Now Mrs Stirk, who became a familiar face during her years in the broadcast industry before carving out a successful PR career, has set up an online community in the hope of helping like-minded women adjust to life outside of the working world.
“I struggled for years to come around to the idea of retirement, and when I finally did it, last February, it wasn’t easy,” Mrs Stirk, 68, told The Yorkshire Post.
“My mind was always full of ideas, plans, and creative things for clients, and even though I’d made that decision to retire there was something rumbling away in the back of my mind.”
That was The Time of Your Life, a website and social media channels aimed at women in their 50s and beyond that who are approaching retirement or recently retired.
Mrs Stirk, of Brandsby near York, hopes to create a welcoming space for women to share their own stories, feelings and anxieties about retirement, and eventually would like to open up the online community to “real-life” events too.
Initially a lecturer in food and nutrition, Mrs Stirk, who is married to Ken, began her broadcast career with a five-year stint on This Morning, where she started as a food stylist. This eventually led to opportunities in front of the camera as a presenter on Open House with Gloria Hunniford, Channel 4’s You Are What You Eat and several series with Yorkshire Television.
She went on to found an award-winning PR firm, Absolutely Food, which was wound up last year when she retired.

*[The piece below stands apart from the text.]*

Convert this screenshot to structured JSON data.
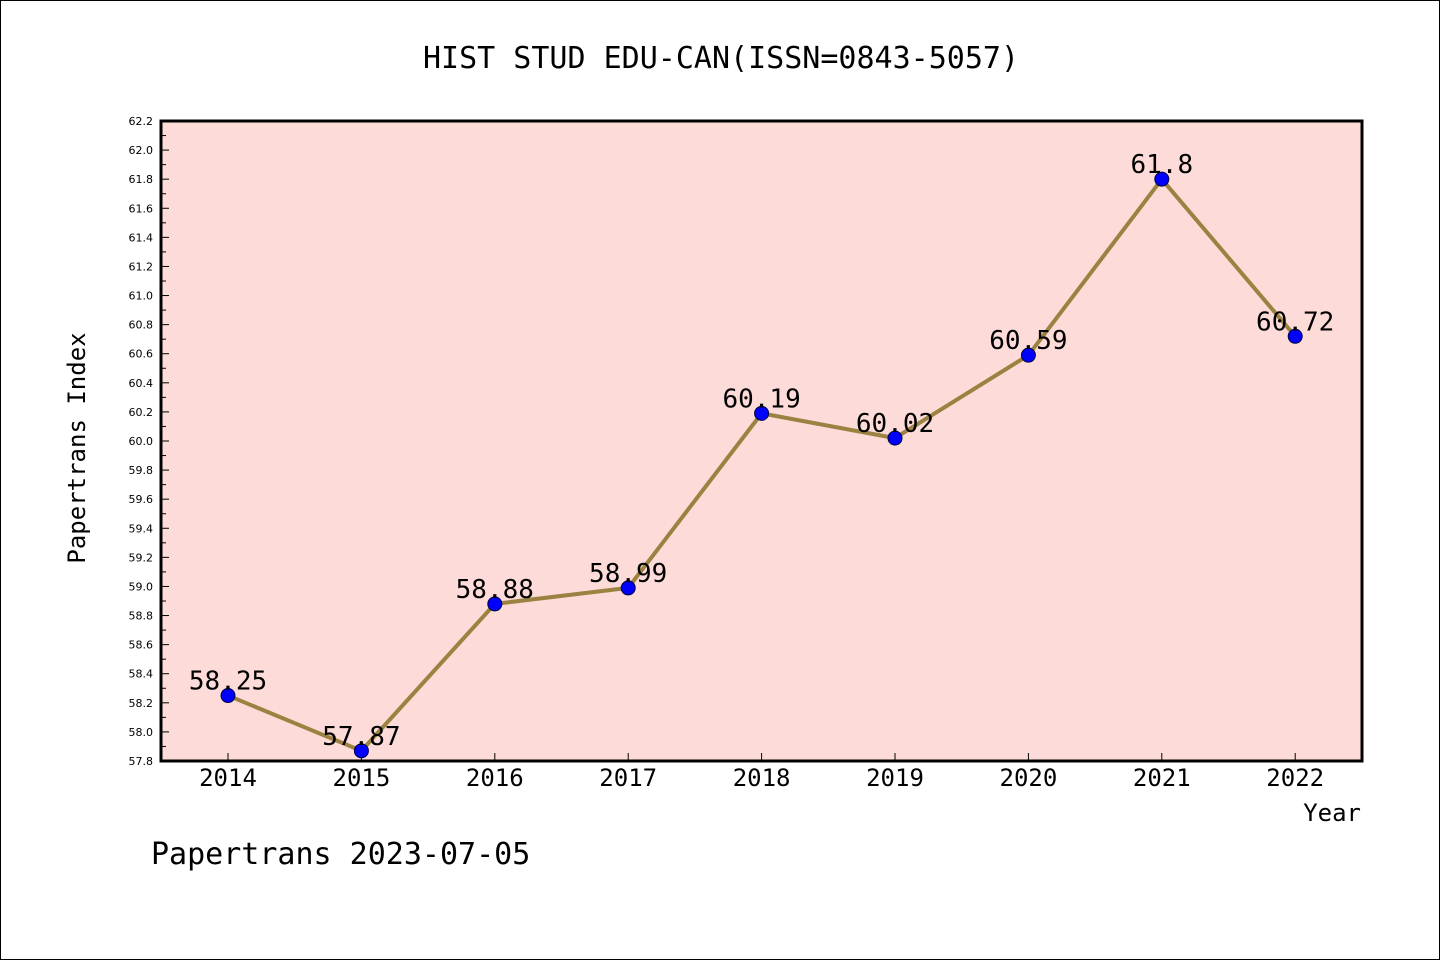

“When I had my office, my dog Sam used to come into work with me, and we’d go on a circular route for a walk, but I was always rushing to get back,” Mrs Stirk said.
“When you’re retired, there’s no longer those deadlines, and that was what defined me before.
“Now, when I go down to the river with Sam, there’s nothing to rush back for.
“I think at first that’s where I struggled, and I feel that if I’d had someone to share these feelings with, the transition would have been easier.
“That’s where I hope The Time of Your Life can come in.”
Mrs Stirk prepared for retirement by planning a series of trips and events to keep busy, some of which she has chronicled on the website.
She also packs her time with volunteering at Easingwold Tourist Office, and spending more time with her grandchildren Jack, 15, Jacob, 13, and Jaime, 11. “There must be so many women out there, with similar feelings, wanting to retire, but thinking ‘what next?’ She added: “For me, work was a hobby and my career. Just like so many life changes that can make you feel isolated or lonely, like divorce, family bereavement or even the menopause, there are all sorts of feelings around retirement that could derail you.
“I want to create a community that’s age-positive for women who are at that stage in their life where the possibilities are endless – but it’s OK to acknowledge that everything is not quite OK.”
For more details about the project, visit the website www.timeofyourlife.today. It is described as “a celebration of a golden time, full of opportunities, new experiences, relaxation and more importantly, fun”.
One in five adults who retired in the last five years admitted finding it difficult, a report by the Centre For Ageing found last year.
The survey also showed that some 17 per cent of workers worried about being lonely in retirement. Only about half of UK workers planning to retire in the next five years are looking forward to it, with 41 per cent worried about managing their money and a third concerned about feeling bored.
The Yorkshire Post has been campaigning to raise awareness of the health effects of loneliness, which can be as damaging as smoking 15 cigarettes a day, since 2014.